A coalition of environmental groups opposed to the Village at Wolf Creek say a letter the project’s developers wrote in January is a violation of federal laws.
The letter, written by Leavell-McCombs Joint Venture in January, demanded the U.S. Forest Service let them start building the new ski resort despite a federal court judge’s ruling the project was invalid.
“LMJV urgently and respectfully requests that the Forest Service issue an immediate decision,” Clint Jones, project manager wrote. “It has now been seven months since Judge Matsch issued his opinion. ... It has been 30 years since the original land exchange that created the inholding and associated efforts to obtain access began.”
In May 2017, senior federal Judge Richard P. Matsch ruled the Forest Service skirted its responsibilities when it approved a land swap that would give access to a proposed massive development at the base of Wolf Creek Ski area.
“What NEPA (National Environmental Policy Act) requires is that before taking any major action, a federal agency must stop and take a careful look to determine the environmental impact of that decision, and listen to the public before taking action,” Matsch wrote in his decision. “The Forest Service failed to do that.”
Since the ruling, the Forest Service and Leavell-McCombs Joint Venture have challenged the judge’s decision in appeals court, to no avail. The Forest Service recently dropped out of the appeals process.
In the January letter, Jones argues that Matsch took issue with the land exchange, not the project itself and, therefore, the Forest Service should give the developers access so it could at least start construction, hopefully by summer 2018.
“The full environmental consequences of development ... has been likewise analyzed in the EIS (environmental impact statement),” Jones wrote. “No further analysis is needed.”
The groups argue that Matsch’s decision addresses the entire environmental review and Leavell-McCombs Joint Venture’s letter is out of line.
“This proposal flagrantly violates federal laws and LMJV’s own agreement to subject any access request to federal scrutiny,” said Travis Stills, an attorney representing the environmental groups. “We expect the Forest Service will honor the binding settlement agreement and federal court orders, even if LMJV does not.”
Calls to the Forest Service and Department of Justice were not returned.
For about 30 years, would-be developers Leavell-McCombs Joint Venture, led by Texas billionaire B.J. “Red” McCombs have tried to build a resort with the capacity for up 10,000 people on Wolf Creek Pass.
The project lacked access to a major road, U.S. Highway 160. Three years ago, however, the Forest Service approved a land exchange, which in effect gave the developers access to U.S. 160.
The Forest Service’s decision, however, was challenged by environmental groups that say the Forest Service didn’t consider environmental concerns and was influenced by McCombs and his political pressure.

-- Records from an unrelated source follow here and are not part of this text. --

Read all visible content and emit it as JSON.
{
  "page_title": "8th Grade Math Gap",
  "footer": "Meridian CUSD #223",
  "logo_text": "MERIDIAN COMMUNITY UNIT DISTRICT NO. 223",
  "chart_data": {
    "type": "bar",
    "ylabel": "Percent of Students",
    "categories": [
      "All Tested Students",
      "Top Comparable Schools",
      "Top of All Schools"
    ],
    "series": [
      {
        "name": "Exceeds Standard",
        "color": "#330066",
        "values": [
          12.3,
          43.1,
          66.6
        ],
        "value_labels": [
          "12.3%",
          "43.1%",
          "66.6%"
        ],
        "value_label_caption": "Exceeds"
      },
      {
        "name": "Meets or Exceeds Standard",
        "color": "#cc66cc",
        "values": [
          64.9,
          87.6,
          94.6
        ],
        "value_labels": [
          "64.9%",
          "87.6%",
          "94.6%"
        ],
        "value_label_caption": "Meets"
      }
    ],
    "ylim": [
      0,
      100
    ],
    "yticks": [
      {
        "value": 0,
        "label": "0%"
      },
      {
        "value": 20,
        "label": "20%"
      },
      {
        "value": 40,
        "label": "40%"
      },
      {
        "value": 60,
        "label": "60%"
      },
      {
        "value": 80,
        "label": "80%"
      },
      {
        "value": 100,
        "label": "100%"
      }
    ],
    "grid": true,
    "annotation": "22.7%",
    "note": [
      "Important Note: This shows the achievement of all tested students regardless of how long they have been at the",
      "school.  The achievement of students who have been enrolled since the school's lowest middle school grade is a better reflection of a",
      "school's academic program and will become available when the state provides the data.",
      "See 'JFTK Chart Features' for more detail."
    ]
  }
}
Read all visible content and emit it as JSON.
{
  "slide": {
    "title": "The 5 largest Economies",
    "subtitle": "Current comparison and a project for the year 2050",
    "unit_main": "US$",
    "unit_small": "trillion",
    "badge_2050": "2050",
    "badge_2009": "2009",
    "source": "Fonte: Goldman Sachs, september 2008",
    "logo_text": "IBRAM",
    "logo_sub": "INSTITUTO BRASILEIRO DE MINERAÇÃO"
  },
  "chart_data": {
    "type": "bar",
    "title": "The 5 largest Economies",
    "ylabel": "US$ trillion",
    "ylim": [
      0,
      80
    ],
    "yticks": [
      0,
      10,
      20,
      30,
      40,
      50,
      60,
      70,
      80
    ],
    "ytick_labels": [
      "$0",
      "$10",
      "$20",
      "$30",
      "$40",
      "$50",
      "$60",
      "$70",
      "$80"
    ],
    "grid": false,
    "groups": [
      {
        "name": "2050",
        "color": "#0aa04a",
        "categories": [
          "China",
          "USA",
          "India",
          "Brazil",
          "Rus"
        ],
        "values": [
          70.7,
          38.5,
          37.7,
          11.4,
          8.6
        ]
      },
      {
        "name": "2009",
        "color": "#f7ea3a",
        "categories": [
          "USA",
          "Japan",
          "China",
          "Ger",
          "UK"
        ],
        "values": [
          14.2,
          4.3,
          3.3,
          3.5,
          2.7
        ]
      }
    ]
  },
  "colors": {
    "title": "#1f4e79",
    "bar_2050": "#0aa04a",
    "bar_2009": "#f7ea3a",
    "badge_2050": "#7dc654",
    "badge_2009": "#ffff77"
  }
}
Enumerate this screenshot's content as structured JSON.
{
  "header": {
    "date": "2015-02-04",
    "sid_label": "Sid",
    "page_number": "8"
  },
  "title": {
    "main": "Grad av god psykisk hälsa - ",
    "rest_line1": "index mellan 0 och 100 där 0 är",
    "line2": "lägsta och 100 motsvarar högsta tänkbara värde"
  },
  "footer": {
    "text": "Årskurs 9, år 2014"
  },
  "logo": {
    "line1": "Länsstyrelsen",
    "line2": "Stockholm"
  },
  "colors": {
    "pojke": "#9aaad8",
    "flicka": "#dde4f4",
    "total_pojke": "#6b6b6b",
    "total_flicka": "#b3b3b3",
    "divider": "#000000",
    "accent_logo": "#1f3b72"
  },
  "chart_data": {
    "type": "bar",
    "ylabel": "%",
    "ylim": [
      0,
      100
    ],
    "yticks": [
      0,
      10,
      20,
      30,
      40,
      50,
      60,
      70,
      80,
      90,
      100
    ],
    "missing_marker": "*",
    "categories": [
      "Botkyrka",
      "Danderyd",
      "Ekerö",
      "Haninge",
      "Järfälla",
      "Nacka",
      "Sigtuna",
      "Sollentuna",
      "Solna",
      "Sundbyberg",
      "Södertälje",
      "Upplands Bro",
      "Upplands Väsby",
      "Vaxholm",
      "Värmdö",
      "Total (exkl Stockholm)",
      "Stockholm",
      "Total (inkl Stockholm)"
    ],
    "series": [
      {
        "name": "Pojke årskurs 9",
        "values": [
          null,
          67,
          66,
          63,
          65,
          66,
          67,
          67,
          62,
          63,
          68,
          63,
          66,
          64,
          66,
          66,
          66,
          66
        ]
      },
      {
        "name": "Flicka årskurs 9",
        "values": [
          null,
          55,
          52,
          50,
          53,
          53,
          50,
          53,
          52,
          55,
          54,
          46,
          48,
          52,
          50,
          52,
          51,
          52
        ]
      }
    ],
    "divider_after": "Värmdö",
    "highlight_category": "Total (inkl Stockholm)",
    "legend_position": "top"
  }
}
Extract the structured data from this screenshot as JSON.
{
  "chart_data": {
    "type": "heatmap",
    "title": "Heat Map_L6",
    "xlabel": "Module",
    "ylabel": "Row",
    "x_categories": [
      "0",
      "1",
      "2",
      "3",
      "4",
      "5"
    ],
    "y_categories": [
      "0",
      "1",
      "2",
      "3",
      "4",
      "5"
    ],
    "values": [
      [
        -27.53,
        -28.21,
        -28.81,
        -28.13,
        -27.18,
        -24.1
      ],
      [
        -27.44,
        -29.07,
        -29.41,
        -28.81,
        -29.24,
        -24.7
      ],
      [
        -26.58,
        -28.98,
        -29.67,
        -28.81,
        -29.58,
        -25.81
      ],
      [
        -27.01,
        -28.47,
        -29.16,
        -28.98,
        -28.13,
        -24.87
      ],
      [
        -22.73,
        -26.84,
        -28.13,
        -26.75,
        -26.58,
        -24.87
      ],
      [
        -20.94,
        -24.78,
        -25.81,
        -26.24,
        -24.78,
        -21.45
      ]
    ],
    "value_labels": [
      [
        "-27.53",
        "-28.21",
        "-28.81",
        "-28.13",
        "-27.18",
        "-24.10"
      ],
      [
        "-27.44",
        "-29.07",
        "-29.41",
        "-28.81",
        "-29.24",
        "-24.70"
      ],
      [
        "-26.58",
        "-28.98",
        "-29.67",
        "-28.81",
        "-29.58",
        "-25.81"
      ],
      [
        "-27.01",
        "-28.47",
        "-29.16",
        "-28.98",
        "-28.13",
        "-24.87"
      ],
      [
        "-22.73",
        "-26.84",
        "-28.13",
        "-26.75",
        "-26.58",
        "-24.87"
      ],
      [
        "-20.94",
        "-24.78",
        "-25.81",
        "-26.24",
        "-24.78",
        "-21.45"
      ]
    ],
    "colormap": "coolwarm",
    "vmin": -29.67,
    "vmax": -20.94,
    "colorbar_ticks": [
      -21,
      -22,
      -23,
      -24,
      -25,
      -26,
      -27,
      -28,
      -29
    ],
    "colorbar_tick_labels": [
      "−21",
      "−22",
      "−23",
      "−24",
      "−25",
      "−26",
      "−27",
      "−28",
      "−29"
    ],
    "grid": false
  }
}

Judge Match’s ruling in May called the Forest Service’s actions throughout the process an “artful dodge” to skirt its responsibility to protect public lands.
Matsch said the Forest Service displayed “bias” in its decision to approve the land swap, suggesting the agency relied on environmental reviews that favored the developers and their request.
“(The Forest Service) failed to consider important aspects of the issues before them, offered an explanation for their decision that runs counter to the evidence, failed to base their decision on consideration of the relevant factors and based their decision on an analysis that is contrary to law,” he wrote.
The Forest Service has stopped appealing Matsch’s decision, but Leavell-McCombs Joint Venture is still attempting to reverse it.
Environmental groups say the developers do not have the legal standing to carry out the process.